Hebert also is proud of the 10-3-1 strategy the team has developed for church planting.
This simple formula forces leaders to develop a 10-year goal based on a three-year strategy that is driven by a one-year schedule.
“I believe it will become a national strategy,” Hebert said.
REACHING NEW GENERATION
Hebert said his team has seen Louisiana Baptists’ church plants blossom since 2010, as evidenced by:
— 14,451 professions of faith;
— 5,583 baptisms;
— 2,739 in average worship attendance (composing 12 percent of all current worshippers in LBC churches);
— 116 different cities or towns impacted, and 27 of 32 associations;
— 59 replants.
Hebert also said the diversity of the new congregations (55 percent have been non-Anglo, and 14 different people groups have been engaged) is also a good sign of health and growth for Louisiana Baptists.
Additionally, Hebert said he is extremely proud of the work of the Women’s Ministry.
“They are doing a wonderful job of focusing on engaging women, teens, children and preschoolers in missional living as well as securing funding through the Georgia Barnette State Missions Giving. We may actually hit our goal of $1.7 million this year and it is all due to the efforts of Christine (Gill) and her team. Praise God.”
IN GOOD HANDS
Hebert, who has hired all but two members on the present Mission and Ministry team, said whoever takes over will be in “good hands.”
“I am totally blessed to have worked with some of the most talented and gifted people around,” said Hebert. “I would put this team up against anyone. They are hardworking, dedicated and focused on serving Louisiana Baptists.”

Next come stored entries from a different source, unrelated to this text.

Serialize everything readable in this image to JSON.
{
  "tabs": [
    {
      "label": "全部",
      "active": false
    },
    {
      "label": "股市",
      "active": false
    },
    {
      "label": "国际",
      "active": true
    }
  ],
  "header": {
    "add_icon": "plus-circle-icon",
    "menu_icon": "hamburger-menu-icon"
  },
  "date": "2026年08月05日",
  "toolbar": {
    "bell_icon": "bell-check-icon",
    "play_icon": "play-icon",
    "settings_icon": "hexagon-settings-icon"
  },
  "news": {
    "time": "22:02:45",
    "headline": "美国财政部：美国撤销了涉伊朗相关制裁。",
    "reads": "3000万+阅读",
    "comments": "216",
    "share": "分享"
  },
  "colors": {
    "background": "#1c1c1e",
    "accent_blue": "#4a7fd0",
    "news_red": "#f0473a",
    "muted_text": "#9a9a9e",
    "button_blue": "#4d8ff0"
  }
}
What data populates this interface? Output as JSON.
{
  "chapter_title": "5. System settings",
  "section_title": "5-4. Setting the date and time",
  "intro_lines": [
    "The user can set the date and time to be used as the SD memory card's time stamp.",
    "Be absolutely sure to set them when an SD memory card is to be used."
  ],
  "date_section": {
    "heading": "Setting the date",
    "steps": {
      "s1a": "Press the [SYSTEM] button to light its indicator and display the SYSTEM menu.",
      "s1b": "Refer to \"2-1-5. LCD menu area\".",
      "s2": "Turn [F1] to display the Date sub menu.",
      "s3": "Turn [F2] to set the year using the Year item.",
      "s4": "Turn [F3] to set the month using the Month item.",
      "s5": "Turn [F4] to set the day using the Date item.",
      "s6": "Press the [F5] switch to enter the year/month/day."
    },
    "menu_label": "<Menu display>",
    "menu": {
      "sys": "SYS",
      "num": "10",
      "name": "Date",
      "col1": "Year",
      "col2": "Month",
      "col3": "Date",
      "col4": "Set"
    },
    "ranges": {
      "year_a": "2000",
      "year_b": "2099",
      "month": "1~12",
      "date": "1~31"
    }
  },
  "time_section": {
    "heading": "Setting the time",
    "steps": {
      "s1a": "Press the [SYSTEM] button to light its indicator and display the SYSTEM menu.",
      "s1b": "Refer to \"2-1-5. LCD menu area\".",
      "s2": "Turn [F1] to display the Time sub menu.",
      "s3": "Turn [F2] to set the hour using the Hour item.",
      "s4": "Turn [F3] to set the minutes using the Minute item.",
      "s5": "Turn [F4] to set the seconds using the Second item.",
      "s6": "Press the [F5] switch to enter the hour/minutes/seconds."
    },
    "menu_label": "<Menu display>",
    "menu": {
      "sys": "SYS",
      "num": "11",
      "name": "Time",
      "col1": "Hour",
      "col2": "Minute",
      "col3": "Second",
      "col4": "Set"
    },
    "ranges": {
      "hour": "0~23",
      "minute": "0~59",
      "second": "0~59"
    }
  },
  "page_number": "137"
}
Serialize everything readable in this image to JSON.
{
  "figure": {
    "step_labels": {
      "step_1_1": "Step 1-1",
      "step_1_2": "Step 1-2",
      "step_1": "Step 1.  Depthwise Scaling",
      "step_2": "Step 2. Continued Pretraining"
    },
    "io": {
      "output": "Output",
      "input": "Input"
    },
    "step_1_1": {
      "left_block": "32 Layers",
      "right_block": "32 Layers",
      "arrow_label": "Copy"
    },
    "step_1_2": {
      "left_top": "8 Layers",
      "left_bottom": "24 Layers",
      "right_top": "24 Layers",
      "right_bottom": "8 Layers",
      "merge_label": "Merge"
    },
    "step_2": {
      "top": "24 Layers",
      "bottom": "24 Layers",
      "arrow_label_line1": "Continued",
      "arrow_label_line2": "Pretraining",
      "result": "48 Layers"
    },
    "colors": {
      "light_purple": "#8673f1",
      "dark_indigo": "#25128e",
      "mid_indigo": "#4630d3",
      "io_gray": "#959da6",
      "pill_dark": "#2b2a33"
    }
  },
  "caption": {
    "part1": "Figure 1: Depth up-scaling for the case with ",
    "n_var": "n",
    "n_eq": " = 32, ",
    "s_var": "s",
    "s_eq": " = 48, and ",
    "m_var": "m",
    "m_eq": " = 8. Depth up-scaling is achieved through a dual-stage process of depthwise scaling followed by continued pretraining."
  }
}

Louisiana Baptist Executive Director Steve Horn took a moment of personal privilege, Tuesday, at the annual meeting to wish Hebert well in his retirement and to give credit where it is due.
“I don’t know if many of you know or not, but John Hebert is retiring at the end of this year. While I will miss his humor, his hard work and seeing him daily, I suspect he will find his way back to the building often. I know that you will join me in thanking John for his friendship and years of service to Louisiana Baptists.”
A humbled Hebert received a standing ovation from the messengers.
Later at the Missions and Ministry luncheon he told a large crowd that he “gives God all the glory.”
Asked what his future plans were, Hebert told the gathering, “I think I will eventually work on church revitalization but for now I have the best squirrel dog I have ever had, and I plan on spending some time in the woods hunting.”